Scuffles with trooper at Flight 93 scene
Wednesday, September 26, 2001
By Tom Gibb, Post-Gazette Staff Writer
A township supervisor from Blair County -- "a very deep thinker" emotionally wrenched by the Sept. 11 terrorist attacks, his wife said -- was arrested for trying to force his way onto the United Flight 93 crash site in Somerset County after first lying to police that he was related to one of the victims.
"He was cussing and whatever. He kept yelling, 'Is there any media around here?' " Salvation Army Field Director Chris Crow said Monday after state troopers subdued 60-year-old Terrence Claar.
Claar, a retiree in his second year as a supervisor in suburban Altoona's Blair Township, was charged with criminal mischief and taken for a physical and mental evaluation, state police said. His wife, Virginia, said yesterday her husband was not injured in the incident but had been hospitalized. She declined to identify the hospital or say what her husband was being treated for.
The site, near Shanksville, was deemed a crime scene and ruled off-limits to the public shortly after the airliner crashed there Sept. 11, killing all 44 people aboard. The main entrance to the site has been watched by state troopers.
At about 10 a.m.

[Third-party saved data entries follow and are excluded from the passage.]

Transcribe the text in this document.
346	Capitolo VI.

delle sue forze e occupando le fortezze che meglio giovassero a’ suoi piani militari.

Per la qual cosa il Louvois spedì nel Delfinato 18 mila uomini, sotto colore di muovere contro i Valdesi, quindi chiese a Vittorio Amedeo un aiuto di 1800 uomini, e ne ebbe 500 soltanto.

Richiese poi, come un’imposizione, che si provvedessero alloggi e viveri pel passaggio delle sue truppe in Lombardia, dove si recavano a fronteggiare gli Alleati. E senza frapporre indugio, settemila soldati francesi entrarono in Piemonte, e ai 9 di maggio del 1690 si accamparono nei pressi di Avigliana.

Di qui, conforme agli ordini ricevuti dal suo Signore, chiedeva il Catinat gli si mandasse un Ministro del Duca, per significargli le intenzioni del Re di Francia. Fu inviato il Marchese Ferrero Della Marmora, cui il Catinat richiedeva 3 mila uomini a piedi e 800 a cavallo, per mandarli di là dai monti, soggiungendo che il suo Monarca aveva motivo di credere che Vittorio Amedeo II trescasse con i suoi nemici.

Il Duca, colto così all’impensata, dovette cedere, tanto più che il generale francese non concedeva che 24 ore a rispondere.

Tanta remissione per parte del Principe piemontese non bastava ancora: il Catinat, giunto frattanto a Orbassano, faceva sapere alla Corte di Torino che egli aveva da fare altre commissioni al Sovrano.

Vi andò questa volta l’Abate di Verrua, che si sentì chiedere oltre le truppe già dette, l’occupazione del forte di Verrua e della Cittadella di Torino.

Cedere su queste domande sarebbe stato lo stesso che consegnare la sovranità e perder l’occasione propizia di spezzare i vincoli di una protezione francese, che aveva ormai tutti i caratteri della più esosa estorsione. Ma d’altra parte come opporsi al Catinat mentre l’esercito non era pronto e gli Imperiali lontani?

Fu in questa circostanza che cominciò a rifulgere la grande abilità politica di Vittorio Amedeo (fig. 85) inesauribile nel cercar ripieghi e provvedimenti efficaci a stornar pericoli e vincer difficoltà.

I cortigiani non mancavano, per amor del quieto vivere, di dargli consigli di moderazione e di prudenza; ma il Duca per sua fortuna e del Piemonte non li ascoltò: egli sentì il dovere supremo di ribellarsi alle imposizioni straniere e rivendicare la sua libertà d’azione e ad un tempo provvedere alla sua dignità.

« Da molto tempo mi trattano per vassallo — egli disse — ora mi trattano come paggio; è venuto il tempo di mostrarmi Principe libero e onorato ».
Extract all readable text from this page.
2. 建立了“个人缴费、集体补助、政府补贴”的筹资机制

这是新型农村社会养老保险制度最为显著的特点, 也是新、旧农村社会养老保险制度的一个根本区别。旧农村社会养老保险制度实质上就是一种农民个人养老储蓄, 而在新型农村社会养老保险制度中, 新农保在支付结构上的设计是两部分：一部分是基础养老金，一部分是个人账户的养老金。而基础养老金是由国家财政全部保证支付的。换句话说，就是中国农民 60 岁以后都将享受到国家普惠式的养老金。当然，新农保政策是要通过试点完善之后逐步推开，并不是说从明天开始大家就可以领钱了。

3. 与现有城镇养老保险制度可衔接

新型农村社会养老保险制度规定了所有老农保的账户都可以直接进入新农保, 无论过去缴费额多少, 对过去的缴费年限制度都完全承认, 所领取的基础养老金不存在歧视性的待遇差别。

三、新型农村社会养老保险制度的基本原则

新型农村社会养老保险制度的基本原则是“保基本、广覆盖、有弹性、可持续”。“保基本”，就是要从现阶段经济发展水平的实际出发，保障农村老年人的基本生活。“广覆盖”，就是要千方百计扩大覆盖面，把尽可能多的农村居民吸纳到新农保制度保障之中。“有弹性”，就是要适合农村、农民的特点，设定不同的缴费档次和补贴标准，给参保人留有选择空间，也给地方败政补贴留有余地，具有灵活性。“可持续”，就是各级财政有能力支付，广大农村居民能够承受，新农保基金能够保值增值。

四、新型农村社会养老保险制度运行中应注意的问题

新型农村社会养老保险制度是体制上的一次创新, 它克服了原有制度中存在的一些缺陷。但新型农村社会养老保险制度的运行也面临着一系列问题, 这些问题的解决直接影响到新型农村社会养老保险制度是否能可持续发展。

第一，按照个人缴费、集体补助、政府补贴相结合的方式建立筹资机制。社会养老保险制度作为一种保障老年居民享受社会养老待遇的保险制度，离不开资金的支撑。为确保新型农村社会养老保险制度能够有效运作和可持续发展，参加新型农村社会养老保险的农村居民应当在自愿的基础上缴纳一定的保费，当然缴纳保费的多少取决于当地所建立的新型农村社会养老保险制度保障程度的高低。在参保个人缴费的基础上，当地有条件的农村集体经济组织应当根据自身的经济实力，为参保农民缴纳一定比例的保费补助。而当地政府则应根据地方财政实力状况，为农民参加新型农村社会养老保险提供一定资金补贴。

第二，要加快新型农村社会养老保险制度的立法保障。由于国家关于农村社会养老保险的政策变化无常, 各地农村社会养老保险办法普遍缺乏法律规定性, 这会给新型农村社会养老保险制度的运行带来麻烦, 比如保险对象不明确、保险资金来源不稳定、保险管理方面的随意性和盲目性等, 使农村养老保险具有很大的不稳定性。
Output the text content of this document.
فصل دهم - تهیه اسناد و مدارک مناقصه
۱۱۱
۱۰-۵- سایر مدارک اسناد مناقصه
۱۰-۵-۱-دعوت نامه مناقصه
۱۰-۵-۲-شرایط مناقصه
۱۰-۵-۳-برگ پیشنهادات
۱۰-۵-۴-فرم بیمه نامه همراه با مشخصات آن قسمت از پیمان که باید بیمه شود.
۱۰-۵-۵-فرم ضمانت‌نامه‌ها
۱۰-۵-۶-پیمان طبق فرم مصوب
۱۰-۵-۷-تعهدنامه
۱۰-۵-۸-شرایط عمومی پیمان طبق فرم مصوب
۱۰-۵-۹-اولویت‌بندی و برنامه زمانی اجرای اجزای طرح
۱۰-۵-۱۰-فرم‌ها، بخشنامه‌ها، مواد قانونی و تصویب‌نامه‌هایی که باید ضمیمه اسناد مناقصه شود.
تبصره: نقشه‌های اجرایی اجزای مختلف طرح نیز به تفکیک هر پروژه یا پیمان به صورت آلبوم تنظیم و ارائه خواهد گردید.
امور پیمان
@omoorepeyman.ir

Monday, Claar became the seventh person charged with trying to breach the boundaries, joining a group that consists mostly of curiosity seekers and a pair of free-lance photographers.
"He came, claiming he was a family member, but the investigation showed he wasn't family," state police Capt. Frank Monaco said. "Then, he came back and tried to get in again."
This time, when he was rebuffed, Claar tussled with a state trooper, denting a Salvation Army vehicle, Crow said.
"He didn't have an agenda," Virginia Claar said. "Emotionally, the events [of Sept. 11] ... were very difficult for him."